GROBOGAN , SUARAJAVAINDO.COM – Merti Desa/Bersih Desa (Apitan) yang digelar oleh Pemerintahan Desa Sugihmanik bersama Warga masyarakat selama 2 hari pada hari ,Senin Wage tanggal 12 Mei 2025 pukul 16.00 wib kirab pusaka bende dari Sendang Mudal ke Kediaman Kepala Desa yg di meriahkan Kirab bersama masyarakat dengan berbagai budaya seni dan malamnya pagelaran wayang kulit lakon Semar Mbangun Khayangan dengan di sertai ritual penyerahan Pusaka bende dari Pamong/Perangkat Desa yg di wakili Kaur Kesra Mashuri ke Kepala Desa Imam Santoso dan Selasa Kliwon (13/05/2025) pukul 11.00 wib Ada Seni Tayub di lokasi Sendang Mudal Sugihmanik , dari hal kegiatan tersebut ada kaitannya dengan Sejarah adanya Desa Sugihmanik, Kecamatan Tanggungharjo, Grobogan, Jawa Tengah ternyata masih ada kaitannya dengan Sunan Kalijaga.

Kisah itu diungkapkan Tokoh Masyarakat juga Mantan Wakil Ketua DPRD Kabupaten Grobogan, H.Nur Wibowo atau yang akrab disapa Pak Bowo itu. Dumadine Desa Sugihmani berkaitan dengan pembangunan Masjid Demak yang dilakukan Sunan Kalijaga.

Saat itu, Sunan Kalijaga sedang mencari kayu untuk dibuat genting sirap Masjid Demak. Dalam suatu perjalanan mencari kayu itu, rombongan Sunan Kalijaga sampai di suatu pedukuhan pinggir hutan, yang konon bernama Dukuh Matamu.
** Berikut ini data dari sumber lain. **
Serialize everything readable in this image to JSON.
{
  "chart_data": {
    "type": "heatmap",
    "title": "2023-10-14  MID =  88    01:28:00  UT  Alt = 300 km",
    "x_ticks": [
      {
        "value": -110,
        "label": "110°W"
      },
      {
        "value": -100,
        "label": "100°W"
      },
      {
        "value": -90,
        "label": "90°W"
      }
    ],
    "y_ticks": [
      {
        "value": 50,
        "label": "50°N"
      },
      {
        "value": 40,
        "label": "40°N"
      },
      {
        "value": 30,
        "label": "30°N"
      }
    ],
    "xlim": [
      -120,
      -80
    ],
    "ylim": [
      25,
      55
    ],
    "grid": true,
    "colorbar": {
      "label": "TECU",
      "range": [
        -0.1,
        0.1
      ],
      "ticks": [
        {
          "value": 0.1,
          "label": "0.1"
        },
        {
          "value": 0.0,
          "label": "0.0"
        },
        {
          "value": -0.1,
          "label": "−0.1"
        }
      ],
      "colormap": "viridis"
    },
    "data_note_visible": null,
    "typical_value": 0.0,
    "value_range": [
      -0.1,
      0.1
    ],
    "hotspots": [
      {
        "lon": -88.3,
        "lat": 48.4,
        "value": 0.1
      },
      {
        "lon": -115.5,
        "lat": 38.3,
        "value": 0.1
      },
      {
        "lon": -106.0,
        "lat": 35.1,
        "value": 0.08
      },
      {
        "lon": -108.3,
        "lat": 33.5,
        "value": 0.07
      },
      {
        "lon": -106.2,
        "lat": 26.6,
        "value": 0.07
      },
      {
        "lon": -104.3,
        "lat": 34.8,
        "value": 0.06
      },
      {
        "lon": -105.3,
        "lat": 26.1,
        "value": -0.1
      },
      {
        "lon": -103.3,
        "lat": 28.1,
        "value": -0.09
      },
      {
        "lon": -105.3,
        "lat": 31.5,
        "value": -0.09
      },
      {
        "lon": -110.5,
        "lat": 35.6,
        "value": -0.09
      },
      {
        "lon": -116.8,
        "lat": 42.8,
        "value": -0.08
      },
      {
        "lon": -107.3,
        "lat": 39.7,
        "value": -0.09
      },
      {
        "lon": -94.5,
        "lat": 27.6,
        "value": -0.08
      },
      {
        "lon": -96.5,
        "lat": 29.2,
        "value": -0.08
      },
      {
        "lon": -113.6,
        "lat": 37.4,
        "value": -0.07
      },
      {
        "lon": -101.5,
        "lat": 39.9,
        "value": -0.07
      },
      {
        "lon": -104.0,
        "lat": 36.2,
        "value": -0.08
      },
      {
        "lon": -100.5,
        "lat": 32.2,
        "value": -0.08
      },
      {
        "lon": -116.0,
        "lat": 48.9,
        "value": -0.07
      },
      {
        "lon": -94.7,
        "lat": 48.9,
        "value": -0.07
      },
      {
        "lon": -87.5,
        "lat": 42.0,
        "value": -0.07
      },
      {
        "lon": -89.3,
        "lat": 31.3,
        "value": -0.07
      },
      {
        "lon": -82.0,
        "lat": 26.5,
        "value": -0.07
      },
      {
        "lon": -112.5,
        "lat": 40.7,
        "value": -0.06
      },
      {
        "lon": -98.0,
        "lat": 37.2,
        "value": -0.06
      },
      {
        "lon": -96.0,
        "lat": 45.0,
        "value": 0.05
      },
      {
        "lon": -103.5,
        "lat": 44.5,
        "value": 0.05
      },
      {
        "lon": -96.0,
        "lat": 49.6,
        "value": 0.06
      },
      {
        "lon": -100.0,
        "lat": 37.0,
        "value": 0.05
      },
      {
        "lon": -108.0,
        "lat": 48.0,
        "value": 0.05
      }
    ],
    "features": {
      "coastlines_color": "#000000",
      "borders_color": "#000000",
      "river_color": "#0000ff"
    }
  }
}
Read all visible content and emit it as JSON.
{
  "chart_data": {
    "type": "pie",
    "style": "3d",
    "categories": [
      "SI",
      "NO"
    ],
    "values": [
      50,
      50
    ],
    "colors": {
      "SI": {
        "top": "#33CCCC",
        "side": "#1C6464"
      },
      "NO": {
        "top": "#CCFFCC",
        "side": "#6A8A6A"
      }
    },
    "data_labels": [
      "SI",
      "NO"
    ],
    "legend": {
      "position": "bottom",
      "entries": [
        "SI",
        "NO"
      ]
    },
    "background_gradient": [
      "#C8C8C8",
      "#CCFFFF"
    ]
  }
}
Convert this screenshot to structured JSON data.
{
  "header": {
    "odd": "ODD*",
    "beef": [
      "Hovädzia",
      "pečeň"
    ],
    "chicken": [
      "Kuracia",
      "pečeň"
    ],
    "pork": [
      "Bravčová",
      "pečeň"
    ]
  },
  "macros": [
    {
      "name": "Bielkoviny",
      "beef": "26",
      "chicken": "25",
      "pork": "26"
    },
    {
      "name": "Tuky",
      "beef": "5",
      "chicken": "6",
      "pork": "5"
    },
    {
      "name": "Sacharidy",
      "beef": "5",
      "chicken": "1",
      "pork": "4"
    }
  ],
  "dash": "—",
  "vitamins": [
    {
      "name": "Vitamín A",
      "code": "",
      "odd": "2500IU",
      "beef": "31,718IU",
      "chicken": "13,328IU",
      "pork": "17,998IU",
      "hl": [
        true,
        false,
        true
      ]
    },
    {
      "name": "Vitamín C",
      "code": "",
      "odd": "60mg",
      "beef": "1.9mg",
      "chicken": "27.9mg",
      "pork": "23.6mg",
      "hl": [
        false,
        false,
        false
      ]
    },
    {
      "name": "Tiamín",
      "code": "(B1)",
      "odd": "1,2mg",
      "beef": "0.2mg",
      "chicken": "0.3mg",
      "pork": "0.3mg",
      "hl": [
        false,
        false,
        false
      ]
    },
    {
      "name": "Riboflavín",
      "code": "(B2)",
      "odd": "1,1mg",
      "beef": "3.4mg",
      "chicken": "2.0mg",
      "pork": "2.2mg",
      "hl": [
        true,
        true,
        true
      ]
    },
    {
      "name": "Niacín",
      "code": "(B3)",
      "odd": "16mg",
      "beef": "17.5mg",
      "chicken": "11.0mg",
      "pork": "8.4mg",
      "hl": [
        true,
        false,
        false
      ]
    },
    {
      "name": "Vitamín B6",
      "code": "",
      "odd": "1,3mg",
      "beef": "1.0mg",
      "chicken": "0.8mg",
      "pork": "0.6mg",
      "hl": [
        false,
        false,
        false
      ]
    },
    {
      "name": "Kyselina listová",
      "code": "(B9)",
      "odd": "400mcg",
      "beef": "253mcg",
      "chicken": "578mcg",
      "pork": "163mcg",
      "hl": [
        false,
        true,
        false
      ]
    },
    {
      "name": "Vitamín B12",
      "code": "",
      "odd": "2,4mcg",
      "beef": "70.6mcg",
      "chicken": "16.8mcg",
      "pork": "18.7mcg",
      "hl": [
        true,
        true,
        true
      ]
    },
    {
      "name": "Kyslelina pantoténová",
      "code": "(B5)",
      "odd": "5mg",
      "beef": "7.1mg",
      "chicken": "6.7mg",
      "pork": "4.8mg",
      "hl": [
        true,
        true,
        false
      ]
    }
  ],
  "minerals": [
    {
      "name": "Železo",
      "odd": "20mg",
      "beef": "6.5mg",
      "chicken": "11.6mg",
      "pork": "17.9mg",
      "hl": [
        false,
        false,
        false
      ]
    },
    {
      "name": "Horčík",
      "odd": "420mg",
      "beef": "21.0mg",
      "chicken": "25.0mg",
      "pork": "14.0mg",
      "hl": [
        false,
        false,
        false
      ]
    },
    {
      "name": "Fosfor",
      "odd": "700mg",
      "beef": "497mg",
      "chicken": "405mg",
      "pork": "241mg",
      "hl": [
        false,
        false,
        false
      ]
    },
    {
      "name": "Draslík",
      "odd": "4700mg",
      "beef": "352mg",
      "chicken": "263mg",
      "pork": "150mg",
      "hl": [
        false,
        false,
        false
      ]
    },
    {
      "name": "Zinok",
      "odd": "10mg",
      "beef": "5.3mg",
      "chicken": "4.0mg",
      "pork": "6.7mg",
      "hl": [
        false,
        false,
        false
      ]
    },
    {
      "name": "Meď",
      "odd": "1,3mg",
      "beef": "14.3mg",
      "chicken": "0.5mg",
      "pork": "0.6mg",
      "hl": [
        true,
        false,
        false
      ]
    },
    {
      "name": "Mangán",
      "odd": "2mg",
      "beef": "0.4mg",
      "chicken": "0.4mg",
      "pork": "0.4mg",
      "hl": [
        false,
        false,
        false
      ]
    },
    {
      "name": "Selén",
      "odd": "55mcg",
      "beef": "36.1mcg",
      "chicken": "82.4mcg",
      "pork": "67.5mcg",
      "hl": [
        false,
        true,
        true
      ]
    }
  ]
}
Rombongan itu kemudian beristirahat untuk melaksanakan sholat. Ketika semua santri sedang beristirahat, Sunan Kalijaga pergi memeriksa hutan di sekitarnya.
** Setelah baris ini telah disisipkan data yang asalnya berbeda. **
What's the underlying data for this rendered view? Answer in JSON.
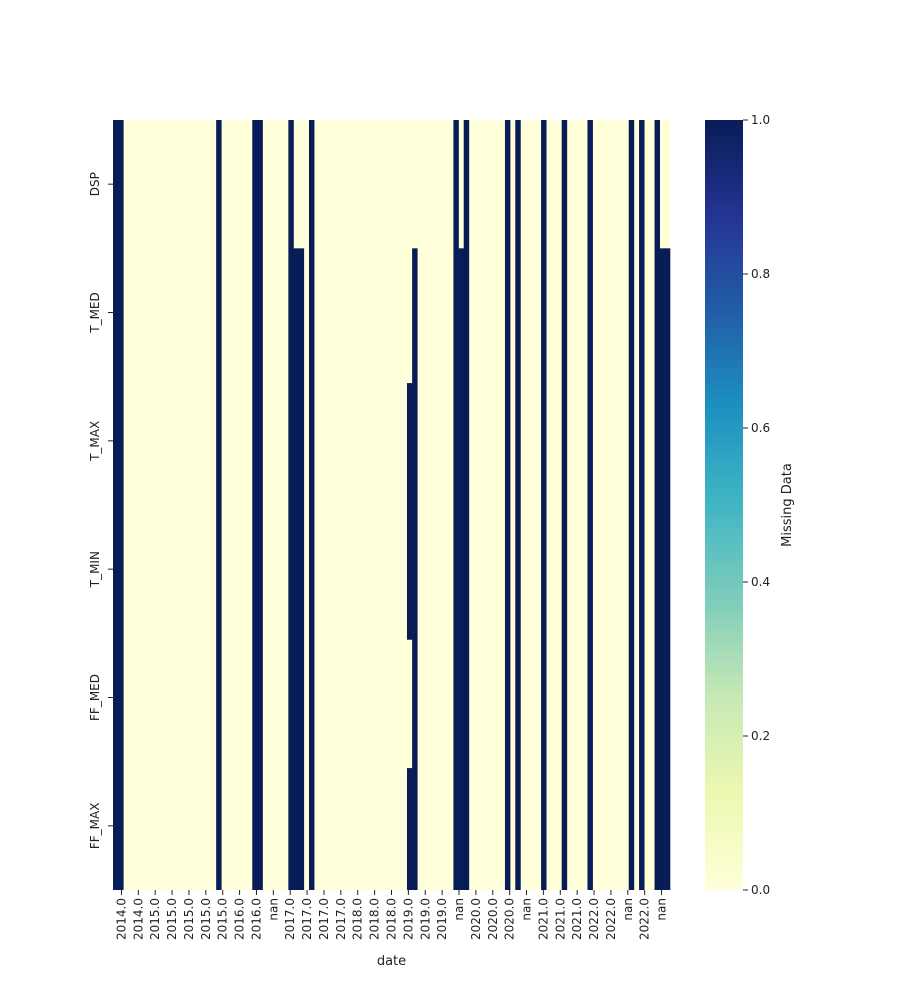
{
  "chart_data": {
    "type": "heatmap",
    "xlabel": "date",
    "ylabel": "",
    "colorbar_label": "Missing Data",
    "colormap": "YlGnBu",
    "color_low": "#ffffd9",
    "color_high": "#081d58",
    "vmin": 0,
    "vmax": 1,
    "colorbar_ticks": [
      "0.0",
      "0.2",
      "0.4",
      "0.6",
      "0.8",
      "1.0"
    ],
    "rows": [
      "DSP",
      "T_MED",
      "T_MAX",
      "T_MIN",
      "FF_MED",
      "FF_MAX"
    ],
    "x_tick_labels": [
      "2014.0",
      "2014.0",
      "2015.0",
      "2015.0",
      "2015.0",
      "2015.0",
      "2015.0",
      "2016.0",
      "2016.0",
      "nan",
      "2017.0",
      "2017.0",
      "2017.0",
      "2017.0",
      "2018.0",
      "2018.0",
      "2018.0",
      "2019.0",
      "2019.0",
      "2019.0",
      "nan",
      "2020.0",
      "2020.0",
      "2020.0",
      "nan",
      "2021.0",
      "2021.0",
      "2021.0",
      "2022.0",
      "2022.0",
      "nan",
      "2022.0",
      "nan"
    ],
    "n_columns": 108,
    "missing_segments": [
      {
        "col_start": 0,
        "col_end": 1,
        "row_start": 0,
        "row_end": 6
      },
      {
        "col_start": 20,
        "col_end": 20,
        "row_start": 0,
        "row_end": 6
      },
      {
        "col_start": 27,
        "col_end": 28,
        "row_start": 0,
        "row_end": 6
      },
      {
        "col_start": 34,
        "col_end": 34,
        "row_start": 0,
        "row_end": 6
      },
      {
        "col_start": 35,
        "col_end": 36,
        "row_start": 1,
        "row_end": 6
      },
      {
        "col_start": 38,
        "col_end": 38,
        "row_start": 0,
        "row_end": 6
      },
      {
        "col_start": 57,
        "col_end": 57,
        "row_start": 2.05,
        "row_end": 4.05
      },
      {
        "col_start": 57,
        "col_end": 57,
        "row_start": 5.05,
        "row_end": 6
      },
      {
        "col_start": 58,
        "col_end": 58,
        "row_start": 1,
        "row_end": 6
      },
      {
        "col_start": 66,
        "col_end": 66,
        "row_start": 0,
        "row_end": 6
      },
      {
        "col_start": 67,
        "col_end": 67,
        "row_start": 1,
        "row_end": 6
      },
      {
        "col_start": 68,
        "col_end": 68,
        "row_start": 0,
        "row_end": 6
      },
      {
        "col_start": 76,
        "col_end": 76,
        "row_start": 0,
        "row_end": 6
      },
      {
        "col_start": 78,
        "col_end": 78,
        "row_start": 0,
        "row_end": 6
      },
      {
        "col_start": 83,
        "col_end": 83,
        "row_start": 0,
        "row_end": 6
      },
      {
        "col_start": 87,
        "col_end": 87,
        "row_start": 0,
        "row_end": 6
      },
      {
        "col_start": 92,
        "col_end": 92,
        "row_start": 0,
        "row_end": 6
      },
      {
        "col_start": 100,
        "col_end": 100,
        "row_start": 0,
        "row_end": 6
      },
      {
        "col_start": 102,
        "col_end": 102,
        "row_start": 0,
        "row_end": 6
      },
      {
        "col_start": 105,
        "col_end": 105,
        "row_start": 0,
        "row_end": 6
      },
      {
        "col_start": 106,
        "col_end": 106,
        "row_start": 1,
        "row_end": 6
      },
      {
        "col_start": 106,
        "col_end": 106,
        "row_start": 4.05,
        "row_end": 6
      },
      {
        "col_start": 107,
        "col_end": 107,
        "row_start": 1,
        "row_end": 6
      }
    ],
    "grid": false,
    "legend": "none"
  }
}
”Ternyata di sebelah selatan Dukuh Matamu, terdapat kawasan hutan jati yang pohonnya lurus-lurus dan berusia tua,” Kata H.Nur Wibowo di sela sela kegiatan Merti Desa (Apitan) Desa Sugihmanik. Senin (12/05/2025) pukul 16.00 wib.
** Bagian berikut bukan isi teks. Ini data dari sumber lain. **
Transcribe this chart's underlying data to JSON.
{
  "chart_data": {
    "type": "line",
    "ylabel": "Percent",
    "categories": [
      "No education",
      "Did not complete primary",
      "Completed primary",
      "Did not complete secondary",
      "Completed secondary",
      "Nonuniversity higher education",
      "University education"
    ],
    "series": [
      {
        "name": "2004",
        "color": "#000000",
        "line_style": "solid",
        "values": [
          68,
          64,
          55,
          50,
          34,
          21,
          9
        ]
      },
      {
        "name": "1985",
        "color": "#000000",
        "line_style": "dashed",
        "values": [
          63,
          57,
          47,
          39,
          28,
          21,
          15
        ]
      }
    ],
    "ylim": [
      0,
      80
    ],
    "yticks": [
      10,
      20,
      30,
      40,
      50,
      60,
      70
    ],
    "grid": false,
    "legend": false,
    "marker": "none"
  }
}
H.Nur Wibowo menceritakan Sunan Kalijaga kemudian memerintahkan para santrinya, untuk menebang pohon-pohon jati itu. Beberapa hari kemudian, tampak beribu-ribu papan kayu genting sirap berjajar rapi di pinggir hutan.

”Sangat puas hati Sunan Kalijaga melihat genting-genting sirap, sehingga beliau berkenan memberi nama hutan itu dengan Hutan Jati Sirap,” ungkap H.Nur Wibowo .

Pada suatu hari lagi, Sunan Kalijaga berkenan untuk dibuatkan surau. Para santrinya pun langsung bekerja keras siang dan malam membangun surau itu. Tak lama kemudian surau itu jadi.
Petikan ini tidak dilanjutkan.